For this reason loving involves commitment. We are not automatic lovers of self, others, world, or God. Love does not just happen… Love is a choice—not simply, or necessarily a rational choice, but rather a willingness to be present to others without pretense or guile. Love is a conversion to humanity—a willingness to participate with others in the healing of a broken world and broken lives.” (Carter Heyward: Passion for Justice)
Marcus Borg and I share a Pantheistic version of God, as a spirit that infuses everything in the world. Carter Heyward and I share a vision of God as a spirit of justice co-created in the world between people. Fred Rogers says that if you want to find God, look for the helpers. All of these people are what you might call professional Christians. None of them believe that God is some white guy sitting on a cloud deciding who lives, who dies, and who wins the football game.

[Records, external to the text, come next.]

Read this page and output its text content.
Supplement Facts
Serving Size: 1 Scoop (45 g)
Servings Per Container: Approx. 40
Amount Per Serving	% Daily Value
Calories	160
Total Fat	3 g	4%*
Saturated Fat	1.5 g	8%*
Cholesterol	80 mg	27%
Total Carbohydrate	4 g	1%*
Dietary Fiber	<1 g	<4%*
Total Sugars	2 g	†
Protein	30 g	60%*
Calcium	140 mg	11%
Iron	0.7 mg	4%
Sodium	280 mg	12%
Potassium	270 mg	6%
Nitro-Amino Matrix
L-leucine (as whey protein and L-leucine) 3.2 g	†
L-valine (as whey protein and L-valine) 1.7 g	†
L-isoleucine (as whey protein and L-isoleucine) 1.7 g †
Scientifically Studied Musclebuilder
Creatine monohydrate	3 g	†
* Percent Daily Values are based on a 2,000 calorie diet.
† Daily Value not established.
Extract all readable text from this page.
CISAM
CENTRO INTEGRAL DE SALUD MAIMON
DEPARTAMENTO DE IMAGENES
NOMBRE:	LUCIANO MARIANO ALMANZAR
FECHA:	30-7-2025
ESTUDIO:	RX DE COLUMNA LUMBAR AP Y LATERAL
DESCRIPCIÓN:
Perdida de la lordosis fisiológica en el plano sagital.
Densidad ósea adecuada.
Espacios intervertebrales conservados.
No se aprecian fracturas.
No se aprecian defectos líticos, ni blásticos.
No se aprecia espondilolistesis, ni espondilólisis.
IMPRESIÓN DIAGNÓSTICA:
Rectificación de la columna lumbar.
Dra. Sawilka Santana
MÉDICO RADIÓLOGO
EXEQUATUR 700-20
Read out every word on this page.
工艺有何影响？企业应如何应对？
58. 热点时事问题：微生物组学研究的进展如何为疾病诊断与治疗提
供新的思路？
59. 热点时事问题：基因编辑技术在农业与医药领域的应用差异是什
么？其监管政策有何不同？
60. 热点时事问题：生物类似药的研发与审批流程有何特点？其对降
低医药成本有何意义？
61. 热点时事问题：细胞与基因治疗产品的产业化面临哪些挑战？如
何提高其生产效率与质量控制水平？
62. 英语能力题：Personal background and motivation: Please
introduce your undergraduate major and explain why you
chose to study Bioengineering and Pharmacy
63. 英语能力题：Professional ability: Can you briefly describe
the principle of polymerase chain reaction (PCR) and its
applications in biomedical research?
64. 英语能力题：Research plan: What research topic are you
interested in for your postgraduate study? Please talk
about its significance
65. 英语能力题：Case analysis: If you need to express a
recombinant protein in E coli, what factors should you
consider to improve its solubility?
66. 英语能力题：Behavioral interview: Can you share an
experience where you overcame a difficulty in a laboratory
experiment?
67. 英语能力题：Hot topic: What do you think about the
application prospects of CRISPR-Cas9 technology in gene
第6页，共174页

What if, instead of ceding the word God to those who talk about her the loudest—instead we reclaim God as a being co-created by all of us looking to transform a broken world into a kingdom of justice and mercy and love? What happens if we hold a more expansive world-view?
What would happen if, instead of fleeing the word, because we were wounded at some point by those who used it as a symbol of the domination systems it actually is designed to overthrow, we used it as a way of making common cause with other folks who are working to feed the hungry, shelter the homeless, and welcome the stranger?
In response to a question about how UU’s could be more effective in our justice work, UUA Presidential Candidate Rev. Jeanne Pupke, noted during a debate that Unitarian Universalists make up .004% of the population. We have influence beyond our numbers, sure, but we also are too small to do much alone. “We need to partner with Catholics on Immigration issues. With Baptists on Black Lives Matter. With Methodists on Environmental issues.”
So why do I care about what we think about when we think about God?
Because if we aren’t reactive about the words our interfaith partners use, I believe we will be more effective working together. If we can find a meaning of God that works for us, that allows us to redefine and reclaim the word, we can stop having fake fights and start the real work of creating, here on earth, the world Jesus spoke of, and Gandhi spoke of, and Mohammed spoke of–and a world Unitarian Universalists believe in—an end to domination systems, to unjust income inequality, hunger and homelessness, and to the presence of a world of compassion, love and justice.
Holy one. Mystery. God. That which moves in and among us.
Love. Just Love.
That’s a God I can believe in. May it be so. Blessed be, and Amen.
Will you pray with me?
God of many names and no name.
Let us expand our understandings—of people, of the world, of unimaginable ideas to big for our own brains to comprehend. Let us look for the places we agree with others trying to do good in the world, rather than getting stuck on terminology. Let us feel free to not listen to those talking the loudest, but to listen to the still small voice within so many of us longing for a world that is more fair, more just, more compassionate. Whether we’re speaking in Urdu or Spanish or Mandarin, let us find the meaning within the words. May it be so. Blessed be, and Amen.